3.9 Data Provenance Query

Used for data provenance tracing and traversal of metrics in JSON-type fields:

=# WITH RECURSIVE json_recursive AS (
    SELECT id,
           'person' AS key,
           data->'person' AS value
    FROM my_table
    UNION ALL
    SELECT j.id,
           k AS key,
           v AS value
    FROM json_recursive j,
         jsonb_each(j.value) AS kv(k, v)
    WHERE jsonb_typeof(j.value) = 'object'
   )
   SELECT id, key, value
   FROM json_recursive;

Key Points:

  • The query uses a recursive CTE (WITH RECURSIVE) and two subqueries.
    • The anchor member (first subquery) selects the id, a fixed key 'person', and the JSON value data->'person' from table my_table as the initial result set.
    • The recursive member (second subquery) iteratively joins the json_recursive CTE with the result of the jsonb_each() function.
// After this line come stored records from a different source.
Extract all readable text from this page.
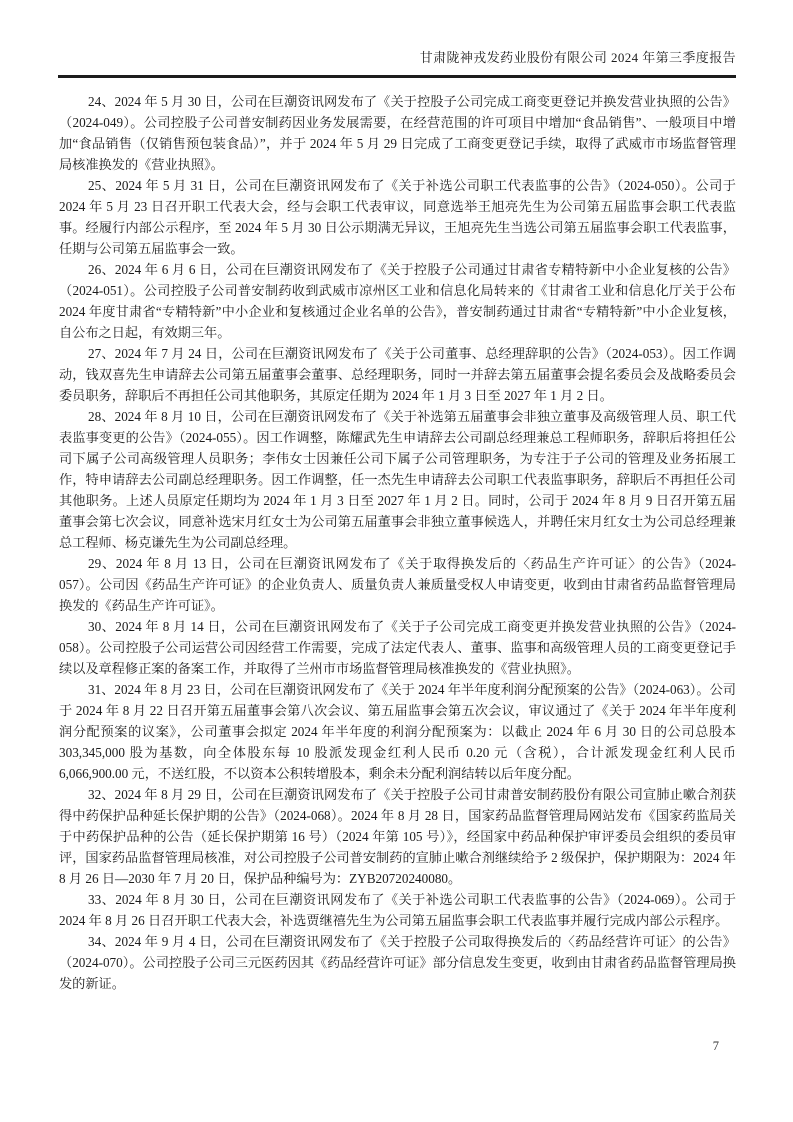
甘肃陇神戎发药业股份有限公司 2024 年第三季度报告

24、2024 年 5 月 30 日，公司在巨潮资讯网发布了《关于控股子公司完成工商变更登记并换发营业执照的公告》（2024-049）。公司控股子公司普安制药因业务发展需要，在经营范围的许可项目中增加“食品销售”、一般项目中增加“食品销售（仅销售预包装食品）”，并于 2024 年 5 月 29 日完成了工商变更登记手续，取得了武威市市场监督管理局核准换发的《营业执照》。

25、2024 年 5 月 31 日，公司在巨潮资讯网发布了《关于补选公司职工代表监事的公告》（2024-050）。公司于 2024 年 5 月 23 日召开职工代表大会，经与会职工代表审议，同意选举王旭亮先生为公司第五届监事会职工代表监事。经履行内部公示程序，至 2024 年 5 月 30 日公示期满无异议，王旭亮先生当选公司第五届监事会职工代表监事，任期与公司第五届监事会一致。

26、2024 年 6 月 6 日，公司在巨潮资讯网发布了《关于控股子公司通过甘肃省专精特新中小企业复核的公告》（2024-051）。公司控股子公司普安制药收到武威市凉州区工业和信息化局转来的《甘肃省工业和信息化厅关于公布 2024 年度甘肃省“专精特新”中小企业和复核通过企业名单的公告》，普安制药通过甘肃省“专精特新”中小企业复核，自公布之日起，有效期三年。

27、2024 年 7 月 24 日，公司在巨潮资讯网发布了《关于公司董事、总经理辞职的公告》（2024-053）。因工作调动，钱双喜先生申请辞去公司第五届董事会董事、总经理职务，同时一并辞去第五届董事会提名委员会及战略委员会委员职务，辞职后不再担任公司其他职务，其原定任期为 2024 年 1 月 3 日至 2027 年 1 月 2 日。

28、2024 年 8 月 10 日，公司在巨潮资讯网发布了《关于补选第五届董事会非独立董事及高级管理人员、职工代表监事变更的公告》（2024-055）。因工作调整，陈耀武先生申请辞去公司副总经理兼总工程师职务，辞职后将担任公司下属子公司高级管理人员职务；李伟女士因兼任公司下属子公司管理职务，为专注于子公司的管理及业务拓展工作，特申请辞去公司副总经理职务。因工作调整，任一杰先生申请辞去公司职工代表监事职务，辞职后不再担任公司其他职务。上述人员原定任期均为 2024 年 1 月 3 日至 2027 年 1 月 2 日。同时，公司于 2024 年 8 月 9 日召开第五届董事会第七次会议，同意补选宋月红女士为公司第五届董事会非独立董事候选人，并聘任宋月红女士为公司总经理兼总工程师、杨克谦先生为公司副总经理。

29、2024 年 8 月 13 日，公司在巨潮资讯网发布了《关于取得换发后的〈药品生产许可证〉的公告》（2024-057）。公司因《药品生产许可证》的企业负责人、质量负责人兼质量受权人申请变更，收到由甘肃省药品监督管理局换发的《药品生产许可证》。

30、2024 年 8 月 14 日，公司在巨潮资讯网发布了《关于子公司完成工商变更并换发营业执照的公告》（2024-058）。公司控股子公司运营公司因经营工作需要，完成了法定代表人、董事、监事和高级管理人员的工商变更登记手续以及章程修正案的备案工作，并取得了兰州市市场监督管理局核准换发的《营业执照》。

31、2024 年 8 月 23 日，公司在巨潮资讯网发布了《关于 2024 年半年度利润分配预案的公告》（2024-063）。公司于 2024 年 8 月 22 日召开第五届董事会第八次会议、第五届监事会第五次会议，审议通过了《关于 2024 年半年度利润分配预案的议案》，公司董事会拟定 2024 年半年度的利润分配预案为：以截止 2024 年 6 月 30 日的公司总股本 303,345,000 股为基数，向全体股东每 10 股派发现金红利人民币 0.20 元（含税），合计派发现金红利人民币 6,066,900.00 元，不送红股，不以资本公积转增股本，剩余未分配利润结转以后年度分配。

32、2024 年 8 月 29 日，公司在巨潮资讯网发布了《关于控股子公司甘肃普安制药股份有限公司宣肺止嗽合剂获得中药保护品种延长保护期的公告》（2024-068）。2024 年 8 月 28 日，国家药品监督管理局网站发布《国家药监局关于中药保护品种的公告（延长保护期第 16 号）（2024 年第 105 号）》，经国家中药品种保护审评委员会组织的委员审评，国家药品监督管理局核准，对公司控股子公司普安制药的宣肺止嗽合剂继续给予 2 级保护，保护期限为：2024 年 8 月 26 日—2030 年 7 月 20 日，保护品种编号为：ZYB20720240080。

33、2024 年 8 月 30 日，公司在巨潮资讯网发布了《关于补选公司职工代表监事的公告》（2024-069）。公司于 2024 年 8 月 26 日召开职工代表大会，补选贾继禧先生为公司第五届监事会职工代表监事并履行完成内部公示程序。

34、2024 年 9 月 4 日，公司在巨潮资讯网发布了《关于控股子公司取得换发后的〈药品经营许可证〉的公告》（2024-070）。公司控股子公司三元医药因其《药品经营许可证》部分信息发生变更，收到由甘肃省药品监督管理局换发的新证。

7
In each iteration, it decomposes the current JSON object (value) into key-value pairs using jsonb_each(). The resulting key (k) and value (v) become part of the next iteration.
    • The WHERE condition jsonb_typeof(j.value) = 'object' ensures that only records where the JSON value is an object are processed, providing a termination condition for the recursion.
  • The final output selects id, key, and value from the json_recursive CTE to provide complete provenance information.


3.10 Machine Learning

Machine learning can be used for prediction and classification tasks.

For example, use data from December 1 to December 10 to build a linear regression model and predict the metric value on December 11:

=# SELECT '2021-12-11 00:00:01' AS timestamp,
    extract(epoch FROM '2021-12-11 00:00:01'::timestamp) * slope + intercept AS c1_value
   FROM (
    SELECT regr_slope(value, extract(epoch from timestamp)) AS slope,
         regr_intercept(value, extract(epoch from timestamp)) AS intercept
    FROM t_test
    WHERE vin = '1'
        AND timestamp >= '2021-12-01 00:00:00'
        AND timestamp < '2021-12-11 00:00:00'
   ) AS liner_regression;

Key Points:

  • This query uses two subqueries and linear regression functions regr_slope() and regr_intercept() to perform linear regression on table t_test.
  • These functions compute the slope and intercept of a linear model, enabling basic machine learning tasks directly in SQL.
    • The inner subquery filters records where vin equals '1', and timestamp is between '2021-12-01 00:00:00' (inclusive) and '2021-12-11 00:00:00' (exclusive). It calculates the slope and intercept between the value column and the Unix epoch time extracted from timestamp.
    • The outer query sets the timestamp to '2021-12-11 00:00:01', then computes the predicted c1_value using the linear equation: slope * epoch_time + intercept.